SPI Cgil Pesaro: no alla vendita del centro di accoglienza anziani “S. Colomba”
Nota del sindacato pensionati Cgil su ipotesi vendita della casa di riposo e tagli ai servizi sociali
Stiamo seguendo con molta preoccupazione il dibattito che si è aperto sulla vendita ai privati del Centro di accoglienza anziani “S. Colomba” di Pesaro, ipotesi che potrebbe mettere in discussione il mantenimento di un servizio pubblico con un elevato valore sociale per l’intera comunità pesarese.
Il nostro è un territorio dove la longevità costituisce motivo di orgoglio perché rappresenta un indicatore della qualità della vita, data dal benessere sociale, economico ed ambientale.

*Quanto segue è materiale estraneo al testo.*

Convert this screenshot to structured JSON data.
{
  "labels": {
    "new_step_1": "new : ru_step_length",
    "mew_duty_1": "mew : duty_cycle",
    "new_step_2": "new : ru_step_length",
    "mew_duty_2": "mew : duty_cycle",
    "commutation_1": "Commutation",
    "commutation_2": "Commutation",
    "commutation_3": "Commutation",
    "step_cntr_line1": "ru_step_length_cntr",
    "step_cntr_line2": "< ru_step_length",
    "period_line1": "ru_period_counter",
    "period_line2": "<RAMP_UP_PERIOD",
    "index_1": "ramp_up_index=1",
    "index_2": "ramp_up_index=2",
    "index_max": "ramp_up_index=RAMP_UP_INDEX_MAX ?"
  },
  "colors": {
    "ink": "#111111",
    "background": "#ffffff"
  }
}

Quello della longevità è, fortunatamente, un dato destinato ad aumentare nei prossimi anni in modo esponenziale e non vorremmo che l’orgoglio si trasformasse in “problema”.
Perciò occorre che chi ha “pubbliche responsabilità” si prepari fin da ora a mantenere e/o a riorganizzare la risposta sociale da offrire alla popolazione anziana e, in via prioritaria, a quei cittadini anziani non più autosufficienti.
Oggi nella provincia di Pesaro Urbino ci sono più di 10 mila persone non autosufficienti. Nel territorio dell’Ambito territoriale sociale 1 di Pesaro (comprendente 9 comuni) ve ne sono oltre 3.000.
Si vive più a lungo e aumentano gli ultraottantenni, molti di questi però presentano un alto livello di fragilità dovuto ai rischi di povertà, malattia e solitudine. La situazione rischia di diventare drammatica a causa dei pesanti e ulteriori tagli che il Governo nazionale, si appresta a scaricare su tutti gli Enti locali e che andranno a colpire il nostro sistema di welfare con una ricaduta sui servizi sociali rivolti alle categorie più deboli.
Per questo auspichiamo che Regione, Provincia e Comuni avviino congiuntamente una seria e compiuta riflessione non solo sul futuro di S. Colomba ma sulla necessità di riformulare un nuovo sistema pubblico di protezione sociale capace di rispondere meglio alle esigenze concrete della nostra società.
A tal fine riteniamo utile che le istituzioni procedano in tempi brevi ad un confronto ampio con le forze sociali interessate. Sono questa a nostro avviso le vie obbligate se non si vuole che la vecchiaia (spesso associata alla malattia) venga immessa nel “libero mercato” e perda i valori della dignità della persona, dei diritti di cittadinanza e della necessaria solidarietà collettiva.